Передохнула. Все молчали. Под ногами Ксении разливалась темная сливовая кровь.
– Вяжите меня!.. Не можете?!..
Под ноги Ксении метнулась маленькая девочка с живой, громко закрякавшей уткой в руках. Мужик в кружевных манжетах зажал утке клюв кулаком.
– А серьги у нее – ух, красивые были… Изумрудные!.. – горько вскрикнула Ксения и заплакала, и отрубленная голова выпала из ее кулака с гремучим стуком и покатилась по полу.

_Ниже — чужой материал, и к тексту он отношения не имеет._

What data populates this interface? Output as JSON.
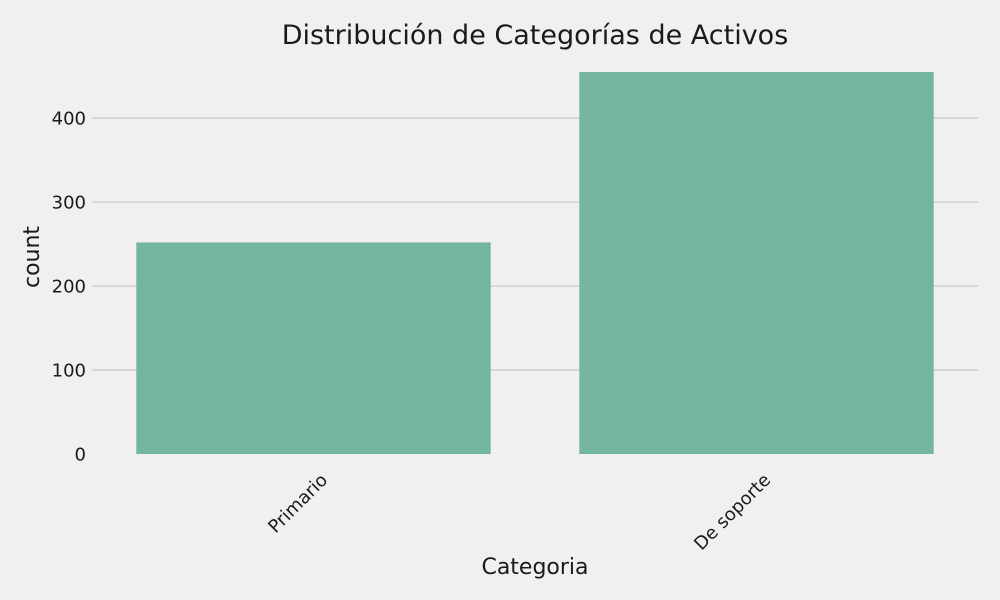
{
  "chart_data": {
    "type": "bar",
    "title": "Distribución de Categorías de Activos",
    "xlabel": "Categoria",
    "ylabel": "count",
    "categories": [
      "Primario",
      "De soporte"
    ],
    "values": [
      252,
      455
    ],
    "ylim": [
      0,
      455
    ],
    "yticks": [
      0,
      100,
      200,
      300,
      400
    ],
    "grid": true,
    "bar_color": "#74b5a1",
    "background_color": "#f0f0f0",
    "grid_color": "#cbcbcb",
    "x_tick_rotation_deg": 45
  }
}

И утка вырвалась из девчонкиных рук и стала бегать и летать по комнате, и крякать безумно, сумасшедше, и ропот поднялся в толпе, и все решили, и поодиночке и скопом, что да, конечно, она сумасшедшая, эта перепачканная кровью рослая женщина, что если это она отрубила тирану голову, то сделала это наверняка во сне или в придури своей, и что больных не трогают, а скорей всего, еще одна баба тут замешана, иначе к чему болтовня про изумрудные сережки, или это пьяный бред, но ведь от нее не пахнет ни вином, ни водкою, и, пока все так гудели и переминались с ноги на ногу, порешили ее, Ксению, отпустить – тою дорогой, какой она сюда пришла. Ей закричали: «Иди! Иди отсюда!» – но еще долго стояла она над ворчащей толпой, обсуждавшей ее и указывающей на нее пальцами, как на редкое, диковинное и страшное животное, стояла и обводила сияющими правдой и победой глазами диких и непонятных ей людей, и каждый в толпе был ей родной и понятный, и каждого она могла и хотела пожалеть и согреть, а вместе, стадом и кучей, они пугали ее и гнали: «Иди! Иди же, тебе говорят!.. Пока гонят тебя – иди!..» И когда она решилась и пошла, то люди расступились перед ней, образовав два шевелящихся головами и телами берега пустоты, и в пустоте шла она к двери по анфиладам, шла к выходу, шла на волю.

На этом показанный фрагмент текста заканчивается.